This section is from the book "Cancer And Other Tumours Of The Stomach", by Samuel Fenwick. Also available from Amazon: Cancer and other tumours of the stomach.
A man, forty-nine years of age, was admitted into the London Hospital for incessant vomiting of three days' duration. It appeared from his history that for several months he had suffered from indigestion and loss of appetite, and latterly had vomited every third or fourth day. He had also lost much flesh. Three days previously the sickness had become incessant, and was accompanied by a dull pain at the epigastrium. On examination the man appeared profoundly ill, the eyes being sunken, the extremities cold, and the pulse hardly perceptible. About every ten minutes he was seized with urgent retching, and rejected about an ounce of an opalescent, alkaline, mucoid fluid. The stomach was dilated, and an ill-defined tumour could be felt in the region of the pylorus. Death occurred from syncope within twelve hours of admission. The necropsy showed cancerous infiltration of the pylorus, in the contracted orifice of which a damson-stone was firmly impacted.

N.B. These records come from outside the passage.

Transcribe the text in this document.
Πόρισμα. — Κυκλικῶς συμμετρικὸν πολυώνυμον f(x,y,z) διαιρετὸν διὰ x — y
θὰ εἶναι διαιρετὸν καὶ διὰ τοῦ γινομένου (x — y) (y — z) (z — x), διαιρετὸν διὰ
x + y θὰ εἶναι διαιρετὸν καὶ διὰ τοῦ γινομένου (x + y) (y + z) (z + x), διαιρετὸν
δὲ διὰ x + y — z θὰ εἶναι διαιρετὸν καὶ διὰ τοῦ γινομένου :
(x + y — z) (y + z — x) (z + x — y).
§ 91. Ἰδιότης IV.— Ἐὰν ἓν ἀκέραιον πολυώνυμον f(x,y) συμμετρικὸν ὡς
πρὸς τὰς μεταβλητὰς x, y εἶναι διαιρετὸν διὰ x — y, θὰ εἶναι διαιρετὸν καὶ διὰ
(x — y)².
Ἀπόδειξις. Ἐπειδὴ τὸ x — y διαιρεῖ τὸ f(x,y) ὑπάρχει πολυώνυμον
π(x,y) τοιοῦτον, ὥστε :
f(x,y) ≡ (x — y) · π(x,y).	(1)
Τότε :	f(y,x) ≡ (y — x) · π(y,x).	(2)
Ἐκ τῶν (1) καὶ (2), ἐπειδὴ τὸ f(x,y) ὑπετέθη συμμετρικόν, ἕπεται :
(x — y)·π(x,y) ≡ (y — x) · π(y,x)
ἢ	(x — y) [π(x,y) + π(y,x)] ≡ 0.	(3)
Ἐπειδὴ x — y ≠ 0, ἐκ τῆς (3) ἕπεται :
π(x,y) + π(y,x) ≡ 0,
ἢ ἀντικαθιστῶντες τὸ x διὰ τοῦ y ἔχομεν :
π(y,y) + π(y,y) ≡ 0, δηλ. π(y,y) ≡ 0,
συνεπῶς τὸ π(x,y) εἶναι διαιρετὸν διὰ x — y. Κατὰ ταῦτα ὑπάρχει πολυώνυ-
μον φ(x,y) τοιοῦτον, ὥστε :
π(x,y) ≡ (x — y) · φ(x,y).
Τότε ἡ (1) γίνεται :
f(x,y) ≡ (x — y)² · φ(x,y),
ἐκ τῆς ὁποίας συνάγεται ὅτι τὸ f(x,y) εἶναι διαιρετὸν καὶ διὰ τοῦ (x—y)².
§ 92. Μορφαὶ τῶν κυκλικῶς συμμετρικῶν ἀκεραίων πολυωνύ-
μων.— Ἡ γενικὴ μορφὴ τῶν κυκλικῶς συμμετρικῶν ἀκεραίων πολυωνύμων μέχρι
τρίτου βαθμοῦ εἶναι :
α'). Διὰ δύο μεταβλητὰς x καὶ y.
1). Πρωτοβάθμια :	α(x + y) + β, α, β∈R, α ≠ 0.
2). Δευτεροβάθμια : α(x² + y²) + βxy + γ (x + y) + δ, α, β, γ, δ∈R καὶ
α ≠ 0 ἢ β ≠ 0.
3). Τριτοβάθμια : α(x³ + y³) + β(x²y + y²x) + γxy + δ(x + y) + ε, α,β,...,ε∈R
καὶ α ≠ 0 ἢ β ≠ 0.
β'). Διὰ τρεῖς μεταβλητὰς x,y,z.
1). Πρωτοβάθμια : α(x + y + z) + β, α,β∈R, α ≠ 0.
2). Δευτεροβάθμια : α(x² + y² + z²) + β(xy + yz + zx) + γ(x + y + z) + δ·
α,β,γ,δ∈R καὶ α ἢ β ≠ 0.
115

Ulceration of the growth may give rise to a species of vomiting similar to that which occurs in simple ulcer. In such cases the lesion is usually situated near the pylorus, though it need not necessarily obstruct the orifice. Epigastric pain is either excited or increased by the ingestion of food, and is only partially relieved by the evacuation of the gastric contents. This form of frequent vomiting rarely persists more than a few months. As a rule, either it merges into that which characterises pyloric stenosis, or the attacks become less frequent as the disease progresses and metastases in the liver present themselves. The ejecta consist entirely of undigested food mixed with mucus, and perhaps with altered blood. Free hydrochloric acid is usually absent, but lactic acid may be present in excess.

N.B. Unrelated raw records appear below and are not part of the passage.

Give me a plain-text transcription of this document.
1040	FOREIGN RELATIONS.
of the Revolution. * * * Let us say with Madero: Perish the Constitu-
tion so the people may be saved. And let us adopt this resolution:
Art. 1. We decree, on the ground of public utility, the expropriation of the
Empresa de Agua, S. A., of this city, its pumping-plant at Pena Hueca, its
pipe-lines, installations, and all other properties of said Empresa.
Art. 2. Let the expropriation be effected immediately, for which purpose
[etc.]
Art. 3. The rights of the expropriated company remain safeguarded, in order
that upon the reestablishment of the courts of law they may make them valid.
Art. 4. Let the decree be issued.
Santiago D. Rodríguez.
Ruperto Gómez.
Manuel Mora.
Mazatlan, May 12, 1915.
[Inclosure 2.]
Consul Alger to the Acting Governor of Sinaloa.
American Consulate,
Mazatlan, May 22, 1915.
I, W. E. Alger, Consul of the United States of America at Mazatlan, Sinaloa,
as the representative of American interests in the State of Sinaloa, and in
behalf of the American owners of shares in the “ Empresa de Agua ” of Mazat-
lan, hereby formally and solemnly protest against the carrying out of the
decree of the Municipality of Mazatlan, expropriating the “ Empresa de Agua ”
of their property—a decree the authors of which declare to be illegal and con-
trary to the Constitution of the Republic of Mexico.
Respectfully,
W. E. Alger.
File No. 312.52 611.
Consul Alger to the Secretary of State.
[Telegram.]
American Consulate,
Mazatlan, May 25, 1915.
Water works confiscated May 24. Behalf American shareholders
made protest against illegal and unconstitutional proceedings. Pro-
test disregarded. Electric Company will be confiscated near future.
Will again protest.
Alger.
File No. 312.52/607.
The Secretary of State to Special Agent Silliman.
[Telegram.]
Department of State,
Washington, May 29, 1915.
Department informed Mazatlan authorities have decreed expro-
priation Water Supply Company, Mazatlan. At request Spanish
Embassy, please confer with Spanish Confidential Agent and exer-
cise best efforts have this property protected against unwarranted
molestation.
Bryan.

Diffuse infiltrations of the stomach also produce frequent vomiting by contracting the organ and destroying its muscular tissue. In such the patient feels that the capacity of his stomach is limited, and any attempt to overtax it is followed by regurgitation of the surplus quantity. Should the pylorus be stenosed, periodic vomiting may also occur, the only difference from the usual type being that the vomit is comparatively small in amount. If ulceration exists, pain as well as sickness may follow the administration of food.